Key things to know about each of these:

Nitrogen is the protein for plants. It could be seen as the backbone. It is needed in high volume in most plants. It feeds the leaves; nitrogen deficiency often shows up in yellow or light green, weak looking leaves. Fully formed, healthy looking dark leaves with a lot of new, healthy growth usually indicate sufficient nitrogen. As a note, too much nitrogen applied when a plant is flowering and fruiting can cause it to drop flowers and fruit - it tends to go into leaf growth as priority. 

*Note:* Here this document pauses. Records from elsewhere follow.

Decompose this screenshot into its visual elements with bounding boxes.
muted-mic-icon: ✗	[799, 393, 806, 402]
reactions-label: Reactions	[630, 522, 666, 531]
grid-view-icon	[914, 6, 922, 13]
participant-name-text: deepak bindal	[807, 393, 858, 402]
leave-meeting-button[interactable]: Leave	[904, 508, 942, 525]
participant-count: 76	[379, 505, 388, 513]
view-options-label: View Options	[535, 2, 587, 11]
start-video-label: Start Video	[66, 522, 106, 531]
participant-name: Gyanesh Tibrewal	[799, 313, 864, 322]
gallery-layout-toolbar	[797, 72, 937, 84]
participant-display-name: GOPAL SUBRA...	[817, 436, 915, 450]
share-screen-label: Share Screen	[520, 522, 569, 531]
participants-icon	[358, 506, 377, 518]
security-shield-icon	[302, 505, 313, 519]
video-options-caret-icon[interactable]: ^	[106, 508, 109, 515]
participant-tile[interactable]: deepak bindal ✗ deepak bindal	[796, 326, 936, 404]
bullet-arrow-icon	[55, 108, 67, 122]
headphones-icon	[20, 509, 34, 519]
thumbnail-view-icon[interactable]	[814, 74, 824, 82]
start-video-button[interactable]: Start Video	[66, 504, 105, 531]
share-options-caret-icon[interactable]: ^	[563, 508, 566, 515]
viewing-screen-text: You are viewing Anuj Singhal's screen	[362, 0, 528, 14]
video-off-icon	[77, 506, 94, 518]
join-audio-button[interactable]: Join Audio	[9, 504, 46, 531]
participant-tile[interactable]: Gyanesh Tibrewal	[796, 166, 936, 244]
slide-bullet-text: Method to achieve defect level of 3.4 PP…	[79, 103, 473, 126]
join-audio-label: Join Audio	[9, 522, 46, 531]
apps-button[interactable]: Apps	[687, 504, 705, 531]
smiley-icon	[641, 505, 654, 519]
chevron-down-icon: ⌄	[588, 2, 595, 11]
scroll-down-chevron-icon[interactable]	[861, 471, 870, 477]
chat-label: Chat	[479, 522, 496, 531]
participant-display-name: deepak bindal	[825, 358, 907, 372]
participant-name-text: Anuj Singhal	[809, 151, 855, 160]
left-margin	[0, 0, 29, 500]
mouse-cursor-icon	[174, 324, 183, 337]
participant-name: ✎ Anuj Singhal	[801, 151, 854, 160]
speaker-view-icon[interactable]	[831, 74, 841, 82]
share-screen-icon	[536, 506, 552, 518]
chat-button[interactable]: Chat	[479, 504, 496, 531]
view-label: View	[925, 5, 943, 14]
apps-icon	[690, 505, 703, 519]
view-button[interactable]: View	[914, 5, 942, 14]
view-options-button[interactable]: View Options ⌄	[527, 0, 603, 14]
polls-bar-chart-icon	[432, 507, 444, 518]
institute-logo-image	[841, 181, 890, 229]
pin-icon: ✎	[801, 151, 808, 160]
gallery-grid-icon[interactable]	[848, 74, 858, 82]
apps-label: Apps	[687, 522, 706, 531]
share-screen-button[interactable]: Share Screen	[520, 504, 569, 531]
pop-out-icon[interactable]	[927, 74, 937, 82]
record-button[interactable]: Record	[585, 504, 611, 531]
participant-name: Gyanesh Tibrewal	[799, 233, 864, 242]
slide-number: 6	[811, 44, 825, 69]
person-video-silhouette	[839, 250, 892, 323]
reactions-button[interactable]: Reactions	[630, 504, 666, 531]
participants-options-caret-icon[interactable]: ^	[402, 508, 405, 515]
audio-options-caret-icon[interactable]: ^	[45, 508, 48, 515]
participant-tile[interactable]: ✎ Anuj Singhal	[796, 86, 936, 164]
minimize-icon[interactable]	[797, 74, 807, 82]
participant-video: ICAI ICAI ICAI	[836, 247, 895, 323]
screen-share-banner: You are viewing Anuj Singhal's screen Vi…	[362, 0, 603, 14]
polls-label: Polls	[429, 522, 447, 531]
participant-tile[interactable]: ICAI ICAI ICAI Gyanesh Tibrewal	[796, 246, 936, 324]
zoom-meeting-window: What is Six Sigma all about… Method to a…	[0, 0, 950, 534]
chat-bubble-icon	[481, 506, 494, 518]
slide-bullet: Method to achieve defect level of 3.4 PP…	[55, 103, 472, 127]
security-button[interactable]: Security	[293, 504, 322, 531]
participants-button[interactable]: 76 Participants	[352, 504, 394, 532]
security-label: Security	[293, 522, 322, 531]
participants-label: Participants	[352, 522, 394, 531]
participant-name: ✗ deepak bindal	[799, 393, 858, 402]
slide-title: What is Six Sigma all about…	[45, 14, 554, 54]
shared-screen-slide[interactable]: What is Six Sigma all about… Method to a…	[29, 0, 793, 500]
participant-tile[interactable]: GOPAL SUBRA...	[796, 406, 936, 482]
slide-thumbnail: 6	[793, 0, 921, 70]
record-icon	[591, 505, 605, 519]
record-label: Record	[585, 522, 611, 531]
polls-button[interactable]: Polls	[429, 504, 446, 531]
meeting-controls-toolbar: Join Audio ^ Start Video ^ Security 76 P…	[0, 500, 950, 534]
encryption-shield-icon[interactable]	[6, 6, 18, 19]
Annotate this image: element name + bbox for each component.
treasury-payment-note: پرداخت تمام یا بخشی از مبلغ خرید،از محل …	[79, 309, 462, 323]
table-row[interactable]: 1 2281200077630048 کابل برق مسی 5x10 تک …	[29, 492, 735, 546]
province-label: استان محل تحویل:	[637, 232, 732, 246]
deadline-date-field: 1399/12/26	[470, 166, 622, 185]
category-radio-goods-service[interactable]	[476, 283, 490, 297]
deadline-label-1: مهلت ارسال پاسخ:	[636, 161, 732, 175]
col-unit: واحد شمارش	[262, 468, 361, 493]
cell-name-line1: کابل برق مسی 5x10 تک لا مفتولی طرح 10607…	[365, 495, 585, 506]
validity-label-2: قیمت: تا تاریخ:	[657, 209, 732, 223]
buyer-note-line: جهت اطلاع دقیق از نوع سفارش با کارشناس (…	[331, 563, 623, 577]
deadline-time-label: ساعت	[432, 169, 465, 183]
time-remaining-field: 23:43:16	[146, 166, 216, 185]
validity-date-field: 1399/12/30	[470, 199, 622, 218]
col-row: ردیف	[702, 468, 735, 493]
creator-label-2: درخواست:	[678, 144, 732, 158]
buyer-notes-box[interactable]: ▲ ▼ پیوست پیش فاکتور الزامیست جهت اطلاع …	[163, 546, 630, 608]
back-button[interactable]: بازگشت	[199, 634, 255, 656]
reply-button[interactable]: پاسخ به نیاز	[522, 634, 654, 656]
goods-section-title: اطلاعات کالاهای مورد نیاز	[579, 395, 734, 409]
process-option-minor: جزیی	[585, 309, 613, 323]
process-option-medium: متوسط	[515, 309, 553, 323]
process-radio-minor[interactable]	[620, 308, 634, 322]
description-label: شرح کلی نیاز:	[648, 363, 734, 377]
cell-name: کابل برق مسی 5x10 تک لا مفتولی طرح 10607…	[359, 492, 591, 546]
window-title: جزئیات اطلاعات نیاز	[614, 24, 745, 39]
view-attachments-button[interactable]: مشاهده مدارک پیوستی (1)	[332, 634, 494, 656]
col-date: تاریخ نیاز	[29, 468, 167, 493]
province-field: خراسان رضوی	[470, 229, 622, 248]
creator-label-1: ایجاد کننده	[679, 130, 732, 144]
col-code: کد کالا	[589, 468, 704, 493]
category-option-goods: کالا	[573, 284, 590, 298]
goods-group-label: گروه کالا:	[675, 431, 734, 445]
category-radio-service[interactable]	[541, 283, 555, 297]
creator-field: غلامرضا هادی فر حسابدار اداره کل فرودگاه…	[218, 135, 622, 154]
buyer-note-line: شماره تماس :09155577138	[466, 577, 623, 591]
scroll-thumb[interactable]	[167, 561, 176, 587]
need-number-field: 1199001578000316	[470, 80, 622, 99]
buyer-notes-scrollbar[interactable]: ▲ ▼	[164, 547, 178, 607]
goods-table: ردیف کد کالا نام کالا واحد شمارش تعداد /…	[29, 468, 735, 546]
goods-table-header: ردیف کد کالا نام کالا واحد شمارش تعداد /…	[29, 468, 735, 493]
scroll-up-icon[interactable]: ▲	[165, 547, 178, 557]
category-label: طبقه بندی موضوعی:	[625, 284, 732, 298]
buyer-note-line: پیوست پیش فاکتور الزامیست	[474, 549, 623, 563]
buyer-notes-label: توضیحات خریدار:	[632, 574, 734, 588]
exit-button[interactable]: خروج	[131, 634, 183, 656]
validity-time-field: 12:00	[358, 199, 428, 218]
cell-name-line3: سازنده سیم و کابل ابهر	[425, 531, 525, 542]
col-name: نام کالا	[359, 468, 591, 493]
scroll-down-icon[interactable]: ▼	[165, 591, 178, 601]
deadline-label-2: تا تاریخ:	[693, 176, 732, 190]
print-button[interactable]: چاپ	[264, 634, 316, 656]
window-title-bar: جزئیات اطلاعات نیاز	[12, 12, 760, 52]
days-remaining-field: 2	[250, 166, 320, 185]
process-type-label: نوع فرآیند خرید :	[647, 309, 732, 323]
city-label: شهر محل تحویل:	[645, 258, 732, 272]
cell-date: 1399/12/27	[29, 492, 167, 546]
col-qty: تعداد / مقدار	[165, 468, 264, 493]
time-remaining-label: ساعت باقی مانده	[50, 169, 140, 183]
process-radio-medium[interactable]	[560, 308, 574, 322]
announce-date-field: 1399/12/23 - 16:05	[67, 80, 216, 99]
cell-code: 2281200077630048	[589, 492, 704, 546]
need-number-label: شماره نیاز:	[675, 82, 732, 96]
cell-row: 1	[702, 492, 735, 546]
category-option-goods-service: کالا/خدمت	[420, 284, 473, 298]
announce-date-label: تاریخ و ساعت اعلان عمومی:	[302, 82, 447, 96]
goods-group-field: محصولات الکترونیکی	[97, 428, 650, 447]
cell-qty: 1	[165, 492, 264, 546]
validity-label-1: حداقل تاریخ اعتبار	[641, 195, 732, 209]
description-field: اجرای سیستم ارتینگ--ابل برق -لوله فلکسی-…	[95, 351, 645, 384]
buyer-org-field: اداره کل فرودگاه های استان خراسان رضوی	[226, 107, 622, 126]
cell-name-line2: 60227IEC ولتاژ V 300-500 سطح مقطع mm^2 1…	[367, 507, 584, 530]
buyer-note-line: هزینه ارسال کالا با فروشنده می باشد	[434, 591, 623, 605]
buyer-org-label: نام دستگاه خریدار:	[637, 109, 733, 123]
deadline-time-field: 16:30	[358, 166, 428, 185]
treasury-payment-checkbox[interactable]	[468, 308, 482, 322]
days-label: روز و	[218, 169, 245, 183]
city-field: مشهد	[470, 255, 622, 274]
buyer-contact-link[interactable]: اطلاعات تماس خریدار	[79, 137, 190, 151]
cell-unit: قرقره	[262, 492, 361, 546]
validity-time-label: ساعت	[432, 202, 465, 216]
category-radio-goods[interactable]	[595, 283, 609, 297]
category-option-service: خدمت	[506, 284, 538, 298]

Sources: nitrogen fixing plants, live soils, manure, green organic matter, food waste

Phosphorus is used in every aspect of plant growth including roots, stem, leaves and fruit. Deficiencies show themselves in reduced growth, disease, and reduced fruit yield.

Sources: manure, urine, live soils, shellfish, hair, bones

Potassium helps the plant to perform many internal functions, it is a communications link, so to speak. Deficiencies may include yellowing or browning of leaves, stunted growth, lowered resilience to stress.

Sources: granite, kelp, wood ashes, crab waste, other sea life

Note that all of these are found in manure (including human waste), and live soils. Most mineral soils have plenty of each of these chemicals in them, but not necessarily accessible to plants. Live soils help make them so.